4wd-tiresMany people don’t think much about their tires unless they happen to go flat when they are trying to get somewhere. With a bit of forethought, though, you can avoid ending up with that unexpected problem tire when you really need to get moving. Beyond being highly important when it comes to making the vehicle go forward in a timely manner, tires give you an immense amount of control. The right high quality tires can make a huge difference between a car that is difficult to handle and one that is highly responsive.

All Tires Are Not the Same

It’s easy to get fixated on one aspect of finding a great set of tires for your vehicle. After all, you hear so much about how the tread is important to ensuring that the tires allow you to maintain the proper control of your car during all sorts of weather conditions. A crucial element of outfitting your vehicle with the right tires lies in the way it is built. Some tires that are ideal for those vehicles that are designed with rear wheel drive will not be the best choice for one with all-wheel drive.

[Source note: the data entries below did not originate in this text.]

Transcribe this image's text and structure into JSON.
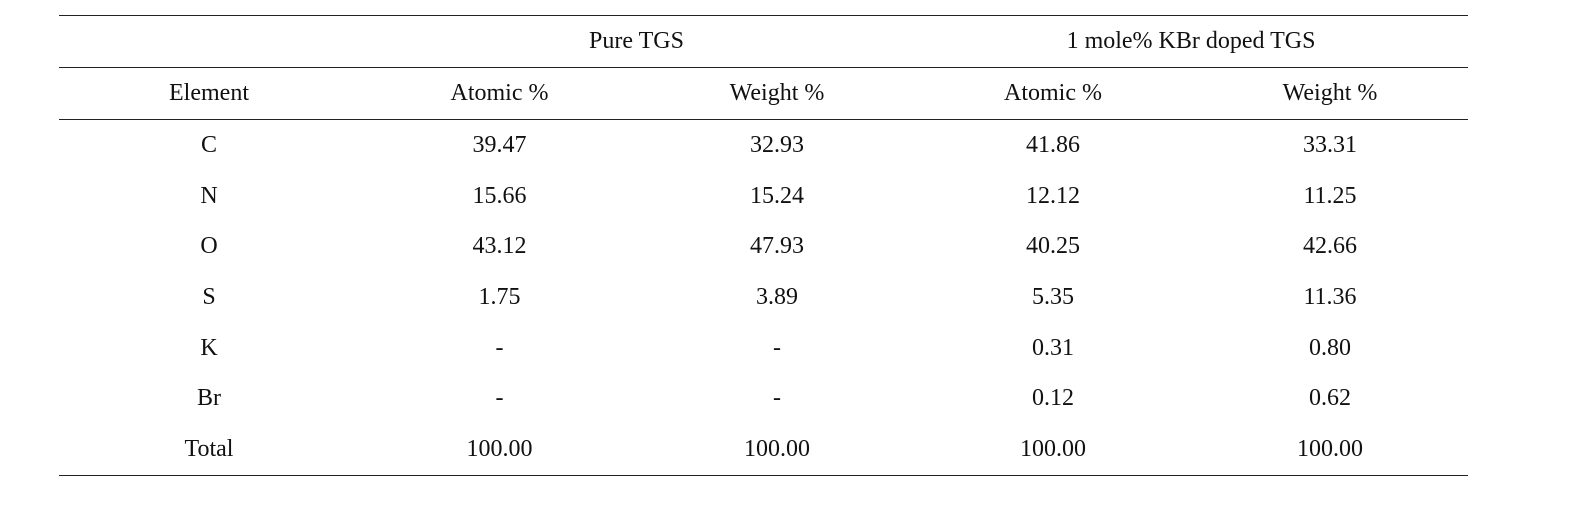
{
  "table": {
    "groups": [
      "",
      "Pure TGS",
      "1 mole% KBr doped TGS"
    ],
    "columns": [
      "Element",
      "Atomic %",
      "Weight %",
      "Atomic %",
      "Weight %"
    ],
    "rows": [
      [
        "C",
        "39.47",
        "32.93",
        "41.86",
        "33.31"
      ],
      [
        "N",
        "15.66",
        "15.24",
        "12.12",
        "11.25"
      ],
      [
        "O",
        "43.12",
        "47.93",
        "40.25",
        "42.66"
      ],
      [
        "S",
        "1.75",
        "3.89",
        "5.35",
        "11.36"
      ],
      [
        "K",
        "-",
        "-",
        "0.31",
        "0.80"
      ],
      [
        "Br",
        "-",
        "-",
        "0.12",
        "0.62"
      ],
      [
        "Total",
        "100.00",
        "100.00",
        "100.00",
        "100.00"
      ]
    ]
  }
}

All-wheel drive (AWD) vehicles offer a number of advantages when it comes to handling. In addition, they are a good option for driving in inclement weather. When it comes to buying tires to put on your all-wheel vehicle, there is an important rule of thumb to remember. Keep all the tires the same – the same brand and the same model. The easiest way to do this is to replace all your tires at the same time. However if you need to replace one tire buying a used tire is a good way to save the expense of replacing a full set. It is also a good idea to build in the habit of getting your tires rotated every five to six thousand miles when you drive an all-wheel drive vehicle.


Vehicles equipped with 4 wheel drive (4WD), like those with AWD, have wheels that work as a team. Depending on your vehicle, it might have a 4WD mechanism that must be manually engaged by you in order to function. Other vehicles automatically adjust the wheels so that they can work in unison in order to meet the challenges of the terrain or weather. Regardless of which way your vehicle is designed, 4WD vehicles should have the same size tires installed. Doing so lessens the strain that is placed on both the tires themselves as well as the vehicle’s systems like the drive train.


A front wheel drive (FWD) vehicle puts a great deal of the steering, braking and handling of the car on the front tires. This tends to wear them out much more quickly than the rear tires, especially if they are not rotated on a regular basis. While it can seem like a natural decision to make, when replacing the front tires on a FWD car, it is safest to put the new tires on the rear and move the rear tires to the front. This gives you greater control of the rear axle of the car. It is the rear of the car that is most likely to spin out of control and hydroplane during inclement weather.


When it comes to winter weather and the rear wheel drive (RWD) vehicle, tires that are specially designed to provide the most traction in the worst weather conditions are safest. While many people chose all-weather tires with great results, tires that are designed for the worst winter conditions are a smart investment if you live in an area of the country that sees lots of snow and ice.